Presently Channing opened a puffy and wary eye. "Gone?" he asked faintly. "Then for God's sake why don't you get me something to stop this infernal nose-bleed?"

His wife brought him a towel and a basin of cold water, and presented them to him rather absently.

"Good Heavens, what an experience! Why, the brute might have killed me!—it runs in his family. Why didn't you go for help?"

"I was too interested," explained Mrs. Channing. "I've never seen a clergyman fight before." She added, with an impartiality unusual in a bride of several weeks, "You're not much of a man, are you, Percival dear?"
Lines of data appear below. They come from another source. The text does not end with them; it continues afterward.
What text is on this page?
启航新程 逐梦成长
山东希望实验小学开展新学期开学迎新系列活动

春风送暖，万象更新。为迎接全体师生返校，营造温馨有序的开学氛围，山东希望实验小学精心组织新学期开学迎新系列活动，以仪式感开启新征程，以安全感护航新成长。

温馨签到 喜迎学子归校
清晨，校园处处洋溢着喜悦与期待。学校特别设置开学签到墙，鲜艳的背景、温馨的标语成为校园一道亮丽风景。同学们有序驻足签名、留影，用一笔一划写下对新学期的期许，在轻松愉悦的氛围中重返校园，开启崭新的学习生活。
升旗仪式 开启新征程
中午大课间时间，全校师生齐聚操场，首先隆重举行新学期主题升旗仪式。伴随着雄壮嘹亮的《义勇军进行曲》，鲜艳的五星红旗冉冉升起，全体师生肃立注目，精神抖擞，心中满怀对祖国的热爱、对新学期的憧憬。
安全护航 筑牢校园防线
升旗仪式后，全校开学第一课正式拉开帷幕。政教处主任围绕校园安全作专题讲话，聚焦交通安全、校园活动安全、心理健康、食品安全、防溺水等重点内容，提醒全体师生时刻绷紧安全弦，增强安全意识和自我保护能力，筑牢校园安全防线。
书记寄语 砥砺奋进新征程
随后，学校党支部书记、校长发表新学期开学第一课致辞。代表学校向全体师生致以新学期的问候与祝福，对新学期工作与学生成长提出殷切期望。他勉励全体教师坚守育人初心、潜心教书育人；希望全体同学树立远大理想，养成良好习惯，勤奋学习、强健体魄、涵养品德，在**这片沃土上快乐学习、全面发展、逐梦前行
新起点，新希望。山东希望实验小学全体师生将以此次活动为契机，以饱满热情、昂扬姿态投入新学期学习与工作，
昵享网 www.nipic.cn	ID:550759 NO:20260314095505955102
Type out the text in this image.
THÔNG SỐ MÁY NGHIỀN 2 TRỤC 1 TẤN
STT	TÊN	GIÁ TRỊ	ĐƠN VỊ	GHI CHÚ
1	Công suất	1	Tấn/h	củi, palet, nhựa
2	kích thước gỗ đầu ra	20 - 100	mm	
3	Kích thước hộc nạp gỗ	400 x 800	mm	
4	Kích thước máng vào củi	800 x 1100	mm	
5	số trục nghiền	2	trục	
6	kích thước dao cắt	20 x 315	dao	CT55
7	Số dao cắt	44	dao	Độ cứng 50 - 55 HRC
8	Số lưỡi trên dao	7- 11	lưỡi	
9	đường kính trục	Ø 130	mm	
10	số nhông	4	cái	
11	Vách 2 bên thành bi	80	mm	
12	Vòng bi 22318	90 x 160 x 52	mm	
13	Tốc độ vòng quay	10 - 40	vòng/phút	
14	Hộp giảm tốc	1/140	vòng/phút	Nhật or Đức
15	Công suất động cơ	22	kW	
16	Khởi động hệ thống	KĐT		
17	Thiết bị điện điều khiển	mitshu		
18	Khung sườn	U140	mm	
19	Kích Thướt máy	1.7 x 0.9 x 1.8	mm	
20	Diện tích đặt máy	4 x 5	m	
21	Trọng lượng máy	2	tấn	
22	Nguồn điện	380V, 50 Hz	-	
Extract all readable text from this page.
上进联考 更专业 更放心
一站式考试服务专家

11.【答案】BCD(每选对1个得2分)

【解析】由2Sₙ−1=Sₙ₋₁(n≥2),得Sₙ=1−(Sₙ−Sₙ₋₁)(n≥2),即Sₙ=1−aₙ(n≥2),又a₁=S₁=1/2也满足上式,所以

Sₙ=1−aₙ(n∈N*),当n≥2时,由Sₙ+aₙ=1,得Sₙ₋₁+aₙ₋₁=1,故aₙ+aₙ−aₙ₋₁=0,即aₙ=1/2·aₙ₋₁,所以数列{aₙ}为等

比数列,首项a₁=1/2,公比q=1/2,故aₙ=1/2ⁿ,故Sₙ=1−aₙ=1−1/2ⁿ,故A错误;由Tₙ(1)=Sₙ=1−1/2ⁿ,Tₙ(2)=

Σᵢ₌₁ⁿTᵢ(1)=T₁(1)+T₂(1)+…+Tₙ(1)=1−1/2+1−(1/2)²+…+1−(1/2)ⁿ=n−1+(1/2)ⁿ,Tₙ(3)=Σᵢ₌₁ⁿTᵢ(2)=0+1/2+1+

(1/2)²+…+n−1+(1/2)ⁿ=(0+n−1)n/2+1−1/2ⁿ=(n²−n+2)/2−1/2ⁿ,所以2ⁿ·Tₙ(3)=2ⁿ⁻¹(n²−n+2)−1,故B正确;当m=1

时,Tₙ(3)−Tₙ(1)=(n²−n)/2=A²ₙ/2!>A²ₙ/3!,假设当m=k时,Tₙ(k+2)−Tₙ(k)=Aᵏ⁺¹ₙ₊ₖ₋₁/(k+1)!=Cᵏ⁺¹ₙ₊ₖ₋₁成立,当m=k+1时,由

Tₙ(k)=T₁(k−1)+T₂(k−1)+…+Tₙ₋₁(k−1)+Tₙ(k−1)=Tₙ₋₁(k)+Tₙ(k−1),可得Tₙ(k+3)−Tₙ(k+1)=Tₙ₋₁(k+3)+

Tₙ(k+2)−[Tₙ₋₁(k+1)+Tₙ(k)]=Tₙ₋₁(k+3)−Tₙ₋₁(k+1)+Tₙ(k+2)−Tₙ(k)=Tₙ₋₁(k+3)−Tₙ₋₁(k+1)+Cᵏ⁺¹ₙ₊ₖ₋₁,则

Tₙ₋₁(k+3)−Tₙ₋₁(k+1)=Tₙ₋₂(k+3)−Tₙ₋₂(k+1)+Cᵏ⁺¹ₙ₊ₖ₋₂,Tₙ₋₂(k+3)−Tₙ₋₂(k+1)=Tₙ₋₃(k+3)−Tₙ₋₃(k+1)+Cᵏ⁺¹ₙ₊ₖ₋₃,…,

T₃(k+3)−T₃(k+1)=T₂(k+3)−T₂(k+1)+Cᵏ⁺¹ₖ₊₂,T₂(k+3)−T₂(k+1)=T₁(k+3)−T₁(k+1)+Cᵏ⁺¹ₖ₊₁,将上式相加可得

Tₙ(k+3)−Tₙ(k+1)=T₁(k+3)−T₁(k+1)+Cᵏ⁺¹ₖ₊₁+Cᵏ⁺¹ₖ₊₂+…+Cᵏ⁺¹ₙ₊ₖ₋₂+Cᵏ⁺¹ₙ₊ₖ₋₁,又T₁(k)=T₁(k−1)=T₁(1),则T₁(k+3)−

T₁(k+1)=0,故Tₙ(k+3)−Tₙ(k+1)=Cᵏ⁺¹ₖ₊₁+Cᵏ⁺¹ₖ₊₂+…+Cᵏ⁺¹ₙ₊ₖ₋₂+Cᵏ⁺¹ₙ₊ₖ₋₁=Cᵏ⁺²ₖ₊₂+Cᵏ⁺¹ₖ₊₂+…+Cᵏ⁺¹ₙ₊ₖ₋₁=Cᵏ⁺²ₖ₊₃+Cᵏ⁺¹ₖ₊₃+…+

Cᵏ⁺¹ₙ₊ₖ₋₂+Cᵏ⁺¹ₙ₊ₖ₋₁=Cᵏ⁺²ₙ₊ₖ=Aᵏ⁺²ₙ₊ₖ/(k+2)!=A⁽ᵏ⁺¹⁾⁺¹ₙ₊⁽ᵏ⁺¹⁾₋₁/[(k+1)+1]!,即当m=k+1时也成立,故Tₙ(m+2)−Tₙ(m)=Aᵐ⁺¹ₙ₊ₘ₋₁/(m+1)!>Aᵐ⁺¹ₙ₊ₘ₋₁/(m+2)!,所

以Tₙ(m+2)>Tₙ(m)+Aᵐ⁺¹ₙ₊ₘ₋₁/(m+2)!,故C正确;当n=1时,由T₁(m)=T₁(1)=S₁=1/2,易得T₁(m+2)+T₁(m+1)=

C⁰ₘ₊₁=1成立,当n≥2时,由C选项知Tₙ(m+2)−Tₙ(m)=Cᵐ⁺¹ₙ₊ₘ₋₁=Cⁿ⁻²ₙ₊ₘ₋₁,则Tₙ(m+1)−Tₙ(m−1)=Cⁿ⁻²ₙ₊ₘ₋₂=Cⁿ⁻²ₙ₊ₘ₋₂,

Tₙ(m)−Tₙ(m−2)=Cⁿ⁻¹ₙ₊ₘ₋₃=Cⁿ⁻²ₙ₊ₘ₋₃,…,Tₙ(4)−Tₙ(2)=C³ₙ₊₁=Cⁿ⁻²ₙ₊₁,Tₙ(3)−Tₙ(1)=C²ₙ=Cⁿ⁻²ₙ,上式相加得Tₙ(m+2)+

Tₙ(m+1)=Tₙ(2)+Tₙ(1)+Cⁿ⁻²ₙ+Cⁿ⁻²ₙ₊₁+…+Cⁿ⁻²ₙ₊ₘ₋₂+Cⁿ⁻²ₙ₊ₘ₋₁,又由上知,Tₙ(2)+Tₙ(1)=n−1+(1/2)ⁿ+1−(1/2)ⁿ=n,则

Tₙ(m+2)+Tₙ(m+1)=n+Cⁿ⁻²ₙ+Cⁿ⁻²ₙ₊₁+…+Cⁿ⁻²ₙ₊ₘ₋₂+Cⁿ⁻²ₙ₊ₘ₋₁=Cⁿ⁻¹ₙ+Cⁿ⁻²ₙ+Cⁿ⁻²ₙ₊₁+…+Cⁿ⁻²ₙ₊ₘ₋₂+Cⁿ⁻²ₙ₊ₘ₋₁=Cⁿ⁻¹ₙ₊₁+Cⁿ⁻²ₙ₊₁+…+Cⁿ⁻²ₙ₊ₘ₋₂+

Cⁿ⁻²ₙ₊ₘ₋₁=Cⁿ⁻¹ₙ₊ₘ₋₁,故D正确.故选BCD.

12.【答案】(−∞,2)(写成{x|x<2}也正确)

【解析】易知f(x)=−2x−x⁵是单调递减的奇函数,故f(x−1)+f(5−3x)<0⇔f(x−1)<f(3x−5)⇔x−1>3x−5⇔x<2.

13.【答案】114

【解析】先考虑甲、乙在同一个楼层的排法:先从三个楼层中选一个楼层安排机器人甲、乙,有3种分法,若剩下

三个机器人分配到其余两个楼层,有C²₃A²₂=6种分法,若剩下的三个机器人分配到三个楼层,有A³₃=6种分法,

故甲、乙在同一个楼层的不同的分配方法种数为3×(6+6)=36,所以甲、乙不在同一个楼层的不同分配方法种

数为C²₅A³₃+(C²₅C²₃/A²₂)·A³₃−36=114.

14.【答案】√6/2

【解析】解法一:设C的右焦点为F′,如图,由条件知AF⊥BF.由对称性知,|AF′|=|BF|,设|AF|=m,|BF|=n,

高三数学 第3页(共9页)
Out in the street Philip strode along buoyantly, his clerical collar somewhat awry, a black eye making itself rapidly apparent, indifferent to the curious glances of the people who passed. Now and then he stood still and laughed aloud, while Paris gazed at him indulgently, always sympathetic with madness.

To think that he had imagined Jacqueline capable of leaving him for a creature like Channing, flabby, wordy, feebly vicious! Somewhere at home she was waiting for him; lonely, perhaps, wondering why her husband did not come to her, but safe and unashamed. Possibly her mother and Jemima had already found her.

The thought reminded him of certain letters in his pocket, given him that morning at the American Express, and unopened in the excitement of at last running Channing to cover. He drew them out, hoping to find among them one from Storm.

The first was from his bishop, pooh-poohing his offer to resign from the ministry, and suggesting a long vacation. It ended with a sentence that touched Philip deeply: "Assure your brave little wife of the lasting friendship of an old man who collects rare virtues (other people's virtues) as certain connoisseurs collect etchings, and who considers moral courage the rarest of the lot."

Philip turned to his other letter. At sight of the hand-writing he started, and looked quickly at the postmark. It was that of a little town in the Kentucky mountains.

Lately he had thought very often of his father, as he always thought in all the critical moments of his life. At such times the man whose face he had forgotten seemed very near to him. The feeling of nearness deepened as he opened his letter, the first from Jacques Benoix since he had left prison. It was almost as if his father stood there beside him, with a hand on his shoulder.

When he had finished reading, he turned blindly into a church he was passing (it happened to be the cathedral of Notre Dame) and knelt with hidden face before the statue of that coquettish, charming, typically Parisienne madonna, who is not unaccustomed to the sight of men praying with tears.